The weight of the locket around my neck felt like a heavy reminder of just how my night had gone instead compared to my classmates. I'd chosen to wear it, it made me feel close to my mother and I didn't want to risk it disappearing, so it was firmly clasped around my neck with the black choker I wore to cover the scar that lay there. I wasn't sure how that dark angel had gotten it, or how he knew me, but I couldn't stop the feeling in my brain that I knew him and it made me even more suspicious of him.

Something about him was so familiar, I just couldn't figure it out. I was sure I'd met him somewhere before. I just didn't know where or when or how. The recognition was like an annoying scratch in my mind, and no matter how I tried to distract myself from thinking about him, it kept eating at me. 

"I wish I would've known cause then I could've prepared for it." Shima continued from Suguro, his shoulder bumping mine when he noticed I didn't seem into the conversation.

"Oh boy!

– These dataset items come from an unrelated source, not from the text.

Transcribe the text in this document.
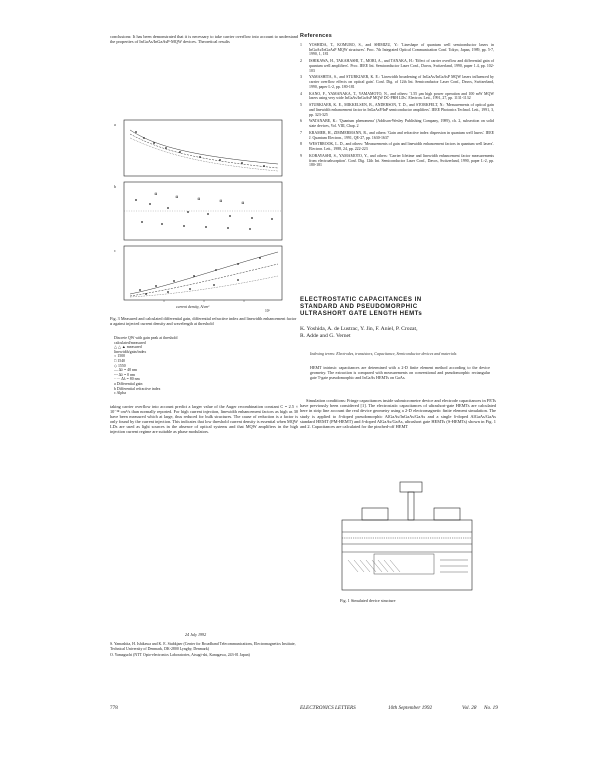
conclusions: It has been demonstrated that it is necessary to take carrier overflow into account to understand the properties of InGaAs/InGaAsP-MQW devices. Theoretical results

a
b
c
current density, A/cm²
10³
Fig. 3 Measured and calculated differential gain, differential refractive index and linewidth enhancement factor α against injected current density and wavelength at threshold
Discrete QW with gain peak at threshold
calculated/measured
△ △ ▲ measured
linewidth/gain/index
○ 1500
□ 1540
◇ 1550
— Δλ = 40 nm
--- Δλ = 0 nm
····· Δλ = 80 nm
a Differential gain
b Differential refractive index
c Alpha

taking carrier overflow into account predict a larger value of the Auger recombination constant C = 2.5 × 10⁻²⁸ cm⁶/s than normally reported. For high current injection, linewidth enhancement factors as high as 30 have been measured which at large, thus reduced for bulk structures. The cause of reduction is a factor is only found by the current injection. This indicates that low threshold current density is essential when MQW LDs are used as light sources in the absence of optical systems and that MQW amplifiers in the high injection current regime are suitable as phase modulators.

24 July 1992

S. Yamashita, H. Ishikawa and K. E. Stubkjaer (Center for Broadband Telecommunications, Electromagnetics Institute, Technical University of Denmark, DK-2800 Lyngby, Denmark)

O. Yamaguchi (NTT Opto-electronics Laboratories, Atsugi-shi, Kanagawa, 243-01 Japan)

References
1 YOSHIDA, T., KOMURO, S., and SHIMIZU, Y.: 'Lineshape of quantum well semiconductor lasers in InGaAs/InGaAsP MQW structures'. Proc. 7th Integrated Optical Communication Conf. Tokyo, Japan, 1989, pp. 5-7, 1990, 1, 181
2 ISHIKAWA, H., TAKAHASHI, T., MORI, A., and TANAKA, H.: 'Effect of carrier overflow and differential gain of quantum well amplifiers'. Proc. IEEE Int. Semiconductor Laser Conf., Davos, Switzerland, 1990, paper 1.4, pp. 102-103
3 YAMASHITA, S., and STUBKJAER, K. E.: 'Linewidth broadening of InGaAs/InGaAsP MQW lasers influenced by carrier overflow effects on optical gain'. Conf. Dig. of 12th Int. Semiconductor Laser Conf., Davos, Switzerland, 1990, paper L-2, pp. 180-181
4 KANO, F., YAMANAKA, T., YAMAMOTO, N., and others: '1.55 μm high power operation and 100 mW MQW lasers using very wide InGaAs/InGaAsP MQW DC-PBH LDs'. Electron. Lett., 1991, 27, pp. 1131-1132
5 STUBKJAER, K. E., MIKKELSEN, B., ANDERSON, T. D., and STORKFELT, N.: 'Measurements of optical gain and linewidth enhancement factor in InGaAsP/InP semiconductor amplifiers'. IEEE Photonics Technol. Lett., 1991, 3, pp. 323-325
6 WATANABE, K.: 'Quantum phenomena' (Addison-Wesley Publishing Company, 1989), ch. 2, subsection on solid state devices, Vol. VIII, Chap. 2
7 KRAMER, H., ZIMMERMANN, R., and others: 'Gain and refractive index dispersion in quantum well lasers'. IEEE J. Quantum Electron., 1991, QE-27, pp. 1630-1637
8 WESTBROOK, L. D., and others: 'Measurements of gain and linewidth enhancement factors in quantum well lasers'. Electron. Lett., 1988, 24, pp. 222-223
9 KOBAYASHI, S., YAMAMOTO, Y., and others: 'Carrier lifetime and linewidth enhancement factor measurements from electroabsorption'. Conf. Dig. 12th Int. Semiconductor Laser Conf., Davos, Switzerland, 1990, paper L-2, pp. 180-181
ELECTROSTATIC CAPACITANCES IN
STANDARD AND PSEUDOMORPHIC
ULTRASHORT GATE LENGTH HEMTs
K. Yoshida, A. de Lustrac, Y. Jin, F. Aniel, P. Crozat,
R. Adde and G. Vernet
Indexing terms: Electrodes, transistors, Capacitance, Semiconductor devices and materials
HEMT intrinsic capacitances are determined with a 2-D finite element method according to the device geometry. The extraction is compared with measurements on conventional and pseudomorphic rectangular gate T-gate pseudomorphic and InGaAs HEMTs on GaAs.

Simulation conditions: Fringe capacitances inside submicrometre device and electrode capacitances in FETs have previously been considered [1]. The electrostatic capacitances of ultrashort-gate HEMTs are calculated here in strip line account the real device geometry using a 2-D electromagnetic finite element simulation. The study is applied to δ-doped pseudomorphic AlGaAs/InGaAs/GaAs and a single δ-doped AlGaAs/GaAs standard HEMT (PM-HEMT) and δ-doped AlGaAs/GaAs, ultrashort gate HEMTs (S-HEMTs) shown in Fig. 1 and 2. Capacitances are calculated for the pinched-off HEMT

Fig. 1 Simulated device structure
778	ELECTRONICS LETTERS	10th September 1992	Vol. 28 No. 19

I wonder if I passed." Koneko worried next to me, his hand meeting his forehead in worry.

God, if Koneko was worried about passing then I was screwed for sure.

Groaning, I slowly fell to side till I was resting against Shima, my head buried in my knees. "I'm so screwed."

"Don't torture yourself you two," Suguro was surprisingly the one to comfort us. "There's no use worrying about it now." It was strange for me to see this side of him, this oddly supportive side. I suppose this must be how he always was with Shima and Konekomaru, otherwise I really could not figure out why they put up with him.

"You and Shima don't have to worry! But me? I was so scared I couldn't move my legs!" Koneko continued fretting. My lips pursed as I glanced over at the small boy, worried about how much he was freaking out over this.

Kamiki was the next one to speak up surprisingly. "I'm sure you guys are going to be fine. Remember what Mr Okumura told us? Before the test started?" My mind drifted to my brothers words before he had left us all in collective detention trying to see what she meant. "Being an exwire takes cooperation. They have to work with their team during combat." She continued. "In that sense... no one did worse than me."